Clinical severity of lymphomas is determined using the Ann Arbor staging - Table 2. Grades I and II are often referred to jointly as limited severity, while grade II with extensive nodular mass (the so-called bulky), grade III, and IV are referred to as extensive disease.

The presence of general symptoms of the disease, i.e. fever above 38 degrees for at least two weeks, night sweats, weight loss >10% in no more than six months is designated by letter B and their absence by letter A.

The clinical severity of lymphomas according to Ann Arbor

I/IE - Involvement of a single lymphatic site (I); or involvement of a single extralymphatic organ (IE).

II/IIE - Involvement of two or more lymph node regions on the same side of the diaphragm (II); or with involvement of a single extralymphatic organ on the same side of the diaphragm (IIE).

III/IIIE - Involvement of two or more lymph node regions on both sides of the diaphragm (III), which also may be accompanied by involvement of a single extralymphatic organ.

IV - Diffuse or disseminated involvement of more extralymphatic organs, with or without associated lymph node or lymphatic organ involvement

Clinical symptoms can be very diverse. In many cases the most common clinical symptom is painless enlargement of lymph nodes.

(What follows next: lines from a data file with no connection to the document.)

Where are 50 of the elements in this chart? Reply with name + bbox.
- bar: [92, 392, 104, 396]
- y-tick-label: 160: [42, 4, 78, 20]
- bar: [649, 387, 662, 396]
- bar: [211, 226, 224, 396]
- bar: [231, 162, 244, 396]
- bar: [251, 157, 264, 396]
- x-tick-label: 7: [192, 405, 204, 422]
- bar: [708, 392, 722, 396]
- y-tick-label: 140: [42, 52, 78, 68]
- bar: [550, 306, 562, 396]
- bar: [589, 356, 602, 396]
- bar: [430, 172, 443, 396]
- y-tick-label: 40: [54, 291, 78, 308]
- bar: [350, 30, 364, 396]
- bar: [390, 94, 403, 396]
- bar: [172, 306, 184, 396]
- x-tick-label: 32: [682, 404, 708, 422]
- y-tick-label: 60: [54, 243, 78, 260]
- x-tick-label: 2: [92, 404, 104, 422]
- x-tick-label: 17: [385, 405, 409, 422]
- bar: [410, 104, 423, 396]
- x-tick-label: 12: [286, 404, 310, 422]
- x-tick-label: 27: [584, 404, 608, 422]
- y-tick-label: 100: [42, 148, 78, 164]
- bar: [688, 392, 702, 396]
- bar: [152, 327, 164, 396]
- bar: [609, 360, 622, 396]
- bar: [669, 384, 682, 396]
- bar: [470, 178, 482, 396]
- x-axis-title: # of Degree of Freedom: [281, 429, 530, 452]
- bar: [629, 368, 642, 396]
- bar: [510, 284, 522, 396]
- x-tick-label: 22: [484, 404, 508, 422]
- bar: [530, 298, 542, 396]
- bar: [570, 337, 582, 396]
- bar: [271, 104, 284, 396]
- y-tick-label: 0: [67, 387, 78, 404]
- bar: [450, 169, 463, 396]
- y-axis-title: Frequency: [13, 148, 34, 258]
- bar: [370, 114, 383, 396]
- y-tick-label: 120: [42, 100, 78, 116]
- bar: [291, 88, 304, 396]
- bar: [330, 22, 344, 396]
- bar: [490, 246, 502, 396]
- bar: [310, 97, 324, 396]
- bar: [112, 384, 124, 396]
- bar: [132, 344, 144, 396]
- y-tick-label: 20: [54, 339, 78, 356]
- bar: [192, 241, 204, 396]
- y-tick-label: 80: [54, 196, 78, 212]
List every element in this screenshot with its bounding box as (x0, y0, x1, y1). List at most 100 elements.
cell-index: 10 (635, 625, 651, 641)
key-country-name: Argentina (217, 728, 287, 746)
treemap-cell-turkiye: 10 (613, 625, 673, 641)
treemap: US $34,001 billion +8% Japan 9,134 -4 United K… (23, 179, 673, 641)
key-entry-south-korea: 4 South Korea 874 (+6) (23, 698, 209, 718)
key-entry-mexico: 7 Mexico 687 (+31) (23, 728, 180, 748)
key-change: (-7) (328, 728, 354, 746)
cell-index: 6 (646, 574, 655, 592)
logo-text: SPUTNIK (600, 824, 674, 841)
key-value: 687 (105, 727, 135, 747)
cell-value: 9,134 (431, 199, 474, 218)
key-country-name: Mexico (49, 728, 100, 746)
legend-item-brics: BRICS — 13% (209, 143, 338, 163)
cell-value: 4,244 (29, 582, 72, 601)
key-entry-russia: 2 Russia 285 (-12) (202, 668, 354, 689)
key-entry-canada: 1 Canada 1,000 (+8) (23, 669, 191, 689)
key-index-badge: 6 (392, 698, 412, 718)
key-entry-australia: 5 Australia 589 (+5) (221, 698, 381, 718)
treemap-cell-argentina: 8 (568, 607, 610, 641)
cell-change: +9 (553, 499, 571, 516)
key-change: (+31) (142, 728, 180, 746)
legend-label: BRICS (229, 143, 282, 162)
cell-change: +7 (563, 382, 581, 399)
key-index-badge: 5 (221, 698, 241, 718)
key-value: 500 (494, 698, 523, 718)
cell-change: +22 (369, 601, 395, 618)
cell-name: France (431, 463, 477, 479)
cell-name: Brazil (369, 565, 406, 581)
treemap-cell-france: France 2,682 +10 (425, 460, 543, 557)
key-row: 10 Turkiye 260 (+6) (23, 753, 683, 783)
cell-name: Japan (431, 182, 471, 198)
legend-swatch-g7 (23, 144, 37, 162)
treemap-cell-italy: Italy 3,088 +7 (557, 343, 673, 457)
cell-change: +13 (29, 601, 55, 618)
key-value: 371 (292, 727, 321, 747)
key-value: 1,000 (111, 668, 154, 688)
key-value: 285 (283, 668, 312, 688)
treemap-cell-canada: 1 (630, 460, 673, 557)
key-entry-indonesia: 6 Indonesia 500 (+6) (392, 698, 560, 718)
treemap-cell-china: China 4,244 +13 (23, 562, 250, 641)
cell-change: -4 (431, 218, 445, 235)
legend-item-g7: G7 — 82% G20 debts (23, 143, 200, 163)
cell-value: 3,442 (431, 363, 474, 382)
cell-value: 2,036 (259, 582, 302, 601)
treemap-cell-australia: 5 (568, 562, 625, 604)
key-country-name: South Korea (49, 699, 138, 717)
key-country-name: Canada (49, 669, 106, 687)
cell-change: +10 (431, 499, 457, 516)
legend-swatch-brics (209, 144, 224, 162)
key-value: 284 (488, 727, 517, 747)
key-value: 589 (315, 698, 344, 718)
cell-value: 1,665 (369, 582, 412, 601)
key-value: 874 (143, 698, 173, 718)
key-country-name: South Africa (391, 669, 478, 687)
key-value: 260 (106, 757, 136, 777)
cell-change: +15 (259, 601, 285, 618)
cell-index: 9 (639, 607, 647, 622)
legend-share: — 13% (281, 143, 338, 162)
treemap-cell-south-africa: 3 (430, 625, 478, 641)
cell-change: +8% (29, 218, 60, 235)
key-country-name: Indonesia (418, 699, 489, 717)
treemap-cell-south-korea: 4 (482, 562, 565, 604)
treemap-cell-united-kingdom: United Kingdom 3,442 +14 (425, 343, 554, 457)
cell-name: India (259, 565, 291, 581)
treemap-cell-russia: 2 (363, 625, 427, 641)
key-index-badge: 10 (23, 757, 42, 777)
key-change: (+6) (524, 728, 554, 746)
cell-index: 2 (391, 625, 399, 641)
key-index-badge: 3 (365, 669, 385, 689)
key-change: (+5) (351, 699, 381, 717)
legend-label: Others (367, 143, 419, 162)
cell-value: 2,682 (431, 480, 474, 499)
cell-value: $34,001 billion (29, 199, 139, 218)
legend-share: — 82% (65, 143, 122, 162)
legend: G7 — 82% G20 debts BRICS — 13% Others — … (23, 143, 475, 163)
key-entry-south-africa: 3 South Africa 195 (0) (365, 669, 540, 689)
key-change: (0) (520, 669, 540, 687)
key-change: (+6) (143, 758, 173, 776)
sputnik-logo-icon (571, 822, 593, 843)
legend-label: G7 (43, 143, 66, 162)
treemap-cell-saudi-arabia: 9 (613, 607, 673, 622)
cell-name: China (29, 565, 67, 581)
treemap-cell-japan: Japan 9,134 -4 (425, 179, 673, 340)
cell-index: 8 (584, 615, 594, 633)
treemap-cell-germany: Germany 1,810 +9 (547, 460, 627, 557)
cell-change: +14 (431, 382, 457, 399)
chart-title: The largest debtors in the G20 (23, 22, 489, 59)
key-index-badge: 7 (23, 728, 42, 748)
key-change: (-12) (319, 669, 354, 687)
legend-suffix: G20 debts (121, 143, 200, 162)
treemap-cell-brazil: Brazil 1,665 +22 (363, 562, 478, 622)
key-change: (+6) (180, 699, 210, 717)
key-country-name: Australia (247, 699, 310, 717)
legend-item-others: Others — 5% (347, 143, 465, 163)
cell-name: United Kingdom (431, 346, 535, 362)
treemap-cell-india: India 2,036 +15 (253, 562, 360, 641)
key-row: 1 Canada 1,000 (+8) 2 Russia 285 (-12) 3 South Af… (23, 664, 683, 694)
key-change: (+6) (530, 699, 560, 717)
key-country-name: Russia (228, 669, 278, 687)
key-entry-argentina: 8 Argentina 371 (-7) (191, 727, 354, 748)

Signs that should give rise to oncological concern include:

  • Painless lymph node enlargement
  • Node diameter >2 cm
  • Tendency to grow into so-called packs
  • Unchanged skin covering pathologically altered lymph nodes
  • A spontaneous partial reduction in lymph node size may occur, which may sometimes delay a doctor's appointment
  • Pain in the lymph nodes after alcohol consumption (occurs in some Hodgkin lymphoma patients)

When the affected lymph nodes press on different structures, symptoms such as dyspnea, redness and swelling of the face (superior vena cava syndrome) ascites and swollen lower limbs (in the case of enlarged abdominal nodes) may appear.

Additionally, other symptoms that might appear

  • Abdominal pains
  • Bleeding from e.g. digestive tract, mucous membranes, nose
  • Hepatitis
  • Skin lesions
  • Skin itching (in some Hodgkin lymphoma patients)
  • Neurological symptoms - e.g. caused by nerve compression or presence of pathological mass within central nervous system

Some patients may also experience general symptoms of the disease, known as B symptoms

  • fever >38 degress
  • night sweats
  • weight loss >10%

If the bone marrow is affected, abnormal blood results are usually seen - peripheral blood morphology showing increased leukocytosis and anaemia and thrombocytopenia.


Treatment depends primarily on the type of lymphoma. The basic method of treatment is chemotherapy, along with several drugs.

Despite the significant improvement of lymphatic cancer treatment results and the use of different drug combinations and bone marrow transplantation, a fully satisfactory method of non-Hodgkin lymphoma therapy has not been found yet. It is different for Hodgkin lymphoma, where aggressive chemotherapy and radiotherapy significantly change the course of the disease and improve prognosis. Hodgkin disease detected in its early phase is curable in almost 90-95% of cases, whereas non-Hodgkin lymphomas see a 40-70% cure rate.